In realtà, la sua storia è legata solo di un’incollatura a quella della Ciudad del Fútbol: i genitori erano dovuti scendere a Rosario dalla barca su cui si trovavano per far partorire la madre, ma subito dopo fecero ritorno a Caraguatay, 1.000 chilometri più a nord, al confine col Paraguay. Quando, all’età di tre anni, al giovane Ernesto venne diagnosticata l’asma, i Guevara si spostarono nuovamente, stabilendosi infine in un villaggio di montagna chiamato Alta Gracia, vicino Córdoba. Le fortuite origini rosarine, però, gli rimasero appiccicate, e anche se non aveva modo di sapere i risultati della squadra andava in giro a dire di essere tifoso del Rosario Central, che nel 1939 si iscriveva al nuovo campionato nazionale argentino. Purtroppo, la nuova dimensione era stata un bel salto per il club, che dopo sole due stagioni si trovò retrocesso in seconda divisione.

Tifare Rosario Central fu un po’ un modo per distinguersi nel suo gruppo di amici, più o meno equamente divisi tra le superpotenze River e Boca. Qualcuno potrebbe dire che, in fondo, era già tutto lì: quello spirito ribelle che lo portava a non conformarsi, a cercare strade e miti alternativi e, anche se ancora non lo sapeva, a scegliere una club della povera gente. Spirito che, comunque, era di famiglia: i Guevara erano genitori molto progressisti, nell’Argentina dell’epoca; mama Celia era una femminista anti-clericale, mentre papá Ernesto un convinto antifascista. Una famiglia borghese sui generis, in cui i figli erano spronati a studiare e leggere, ma allo stesso tempo a frequentare anche i bambini delle classi sociali inferiori. E così, nei cortili malandati delle periferie di Córdoba, il giovane Ernesto giocava a pallone, e un po’ perché non era molto bravo e un po’ perché l’asma gli impediva grandi sforzi, risolveva le classiche dispute di inizio match dicendo lui per primo che se ne sarebbe stato in porta.

In Argentina, il Rosario Central è noto con un soprannome ambiguo dall’origine molto antica, las Canallas. Cioè, le Canaglie, né più né meno: la leggenda racconta che, all’inizio degli anni Venti, il club fu invitato a giocare una partita contro il Newell’s per raccogliere fondi per una clinica che curava i lebbrosi, ma si rifiutò di partecipare. È curioso che, nell’aprile del 1952, l’ancora giovane Ernesto si ritrovò a curarli, i lebbrosi, in un fatiscente ospedale di Huambo, in Perù. “Lo stato generale e disastroso – scriveva nel suo diario – in un piccolo complesso grande meno di mezzo isolato due terzi del quale sono destinati agli infermi, scorre la vita di quei trentuno condannati che stanno lì a guardarla finire, aspettando la morte (almeno questa fu la mia impressione) con indifferenza”.

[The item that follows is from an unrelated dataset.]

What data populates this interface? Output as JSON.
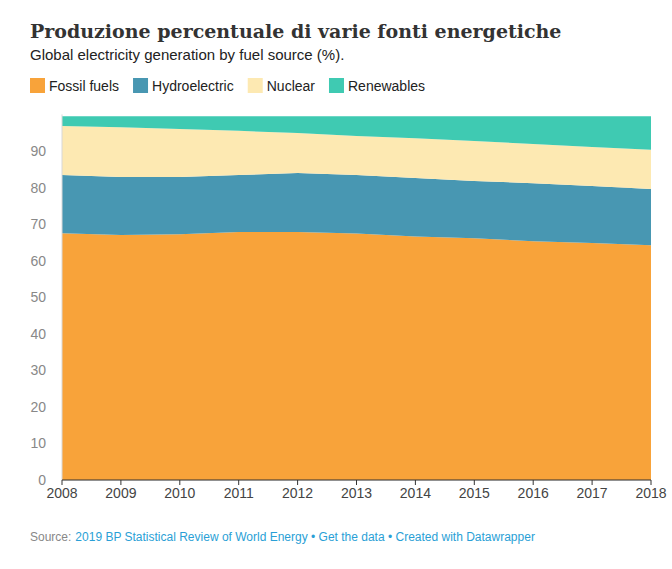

Lui e il suo amico Alberto Granado erano arrivati in Perù seguendo la rotta di un assurdo viaggio in motocicletta attraverso il Sudamerica. Ai primi di giugno raggiunsero un altro lebbrosario, a San Pablo, nel nord del Perù, dove trascorsero diverso tempo assistendo i malati. Poi, a bordo di una zattera, attraversarono il Rio delle Amazzoni arrivando in Colombia, sbarcando nella cittadina di Leticia dove, nel tentativo di tirar su qualche soldo, ebbero l’idea di spacciarsi per calciatori professionisti. In fondo erano argentini, e l’Argentina era patria di grandi calciatori: lo sapevano bene in Colombia poiché, dopo il clamoroso sciopero del fútbol del 1948, i grandi assi del campionato argentino si erano tutti spostati a giocare in Colombia. I tifosi di Bogotà, Cali e Medellín ora impazzivano per Adolfo Pedernera, René Pontoni, Alfredo Di Stéfano, Julio Cozzi e Antonio Báez.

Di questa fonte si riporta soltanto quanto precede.